Abstract

AbstractThe process of attempting to model ground‐water systems requires a good understanding of the spatial variation of aquifer hydraulic properties. The capabilities of the more recent innovative flowmeters such as the electromagnetic and heat pulse flowmeters provide the sensitivity to measure ambient flows and pump‐induced flows. These flowmeters provide the measurements of pump‐induced vertical flows which are analyzed to obtain vertical variations in horizontal hydraulic conductivity, K(z). With discrete areal K‐values, K(x, y), and vertical profiles of K, provided by multiwell testing, the essential elements are present to produce a three‐dimensional hydraulic conductivity field.

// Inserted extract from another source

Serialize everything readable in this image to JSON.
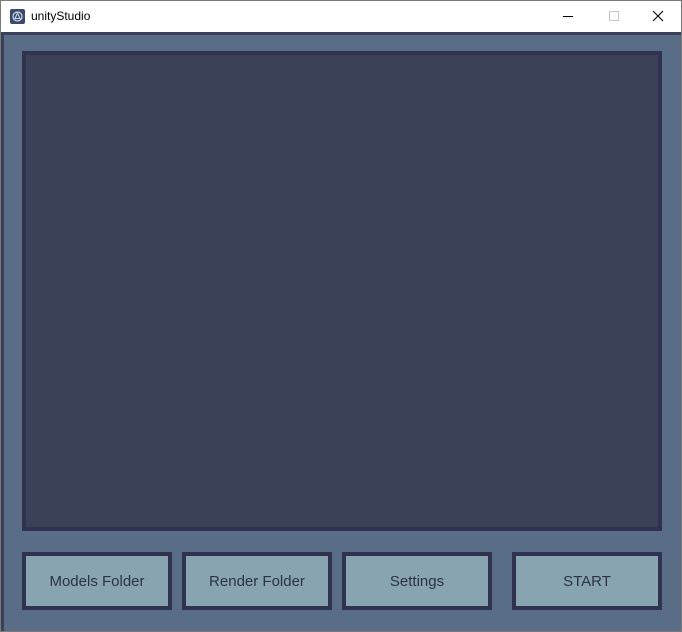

The advent of these new flow measuring devices has contributed much to the motivation behind this paper.This paper presents the results of applying deterministic and stochastic methodology to the three‐dimensional interpolation of hydraulic properties, specifically, hydraulic conductivity, K. Three of the approaches applied in this paper are deterministic in nature, inverse‐distance weighting, inverse‐distance‐squared weighting, and ordinary kriging, while the fourth is a stochastic approach based on self‐affine fractals. All of the methods are applied to measured data collected from 14 wells at a site in the United States near Mobile, Alabama. The three‐dimensional K‐distributions generated by each of the methods are used as inputs to an advective based transport model with the resulting model output compared to a two‐well tracer study run previously at the same site.